Botanophila fonsecai
- Conservation status: Endangered (IUCN 3.1)

Scientific classification
- Kingdom: Animalia
- Phylum: Arthropoda
- Class: Insecta
- Order: Diptera
- Family: Anthomyiidae
- Genus: Botanophila
- Species: B. fonsecai
- Binomial name: Botanophila fonsecai Ackland, 1989

= Botanophila fonsecai =

- Genus: Botanophila
- Species: fonsecai
- Authority: Ackland, 1989
- Conservation status: EN

Species of fly

Botanophila fonsecai, also known as Fonseca's seed fly, is a small fly endemic only to an approximately 100 m stretch of coastal dune system of north-eastern Scotland. The fly is named after British entomologist Evelyn d'Assis-Fonseca. It is classified as an endangered species by the IUCN Red List due to its small habitat range and constant threats to these limited environments. The fly is probably the rarest endemic insect species in the UK.

The species was initially described in 1965 during a survey of Dornoch Firth, with the type specimen caught by d'Assis-Fonseca in 1971. However it was first described as a novel species in 1989 by Michael Ackland. The type specimen is housed at the Natural History Museum, London.

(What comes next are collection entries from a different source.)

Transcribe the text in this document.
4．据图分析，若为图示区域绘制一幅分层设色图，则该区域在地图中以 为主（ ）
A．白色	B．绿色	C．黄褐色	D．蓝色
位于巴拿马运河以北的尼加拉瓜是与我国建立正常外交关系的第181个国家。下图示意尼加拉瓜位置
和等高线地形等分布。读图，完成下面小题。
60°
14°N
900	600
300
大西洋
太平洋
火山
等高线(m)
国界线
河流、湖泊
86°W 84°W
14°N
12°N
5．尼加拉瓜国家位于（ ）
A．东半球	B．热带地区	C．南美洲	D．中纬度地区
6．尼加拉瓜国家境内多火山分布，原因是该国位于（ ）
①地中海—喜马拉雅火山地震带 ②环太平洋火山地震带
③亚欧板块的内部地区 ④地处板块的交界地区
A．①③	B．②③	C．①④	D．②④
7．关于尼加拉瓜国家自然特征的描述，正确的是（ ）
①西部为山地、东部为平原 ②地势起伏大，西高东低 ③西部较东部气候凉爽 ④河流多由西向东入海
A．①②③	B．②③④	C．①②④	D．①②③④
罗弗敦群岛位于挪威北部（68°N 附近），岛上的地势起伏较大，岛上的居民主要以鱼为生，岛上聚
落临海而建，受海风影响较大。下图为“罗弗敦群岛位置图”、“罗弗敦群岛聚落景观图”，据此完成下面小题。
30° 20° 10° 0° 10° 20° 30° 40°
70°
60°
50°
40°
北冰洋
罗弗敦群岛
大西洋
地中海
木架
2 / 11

This fly is endemic to the county of Sutherland in northeastern Scotland. Its range extends for a length of about 8.1 km along the coast of the Dornoch Firth, and it has a total area of occupancy of about 16 km2 at four known locations. Its habitat is the dune system where lyme grass (Leymus arenarius), cord grass (Spartina anglica) and marram grass (Ammophila arenaria), ragwort (Jacobaea vulgaris) and sow thistle (Sonchus spp) grow, along with limited amounts of cat's-ear (Hypochaeris radicata) and hawkweed (Hieracium spp). On the more consolidated back part of the dunes there is a richer flora which includes devil's bit scabious (Succisa pratensis) as well as ragwort.

A 2013 survey commissioned by Scottish Natural Heritage found some specimens of the fly, and a potential association of the larvae with ragwort or sow thistle. The survey suggested that populations have declined since similar surveys conducted in the 1970s and 1980s. Threats to the fly include trampling of habitat from people on the dunes, as well as a potential golf course at Coul Links.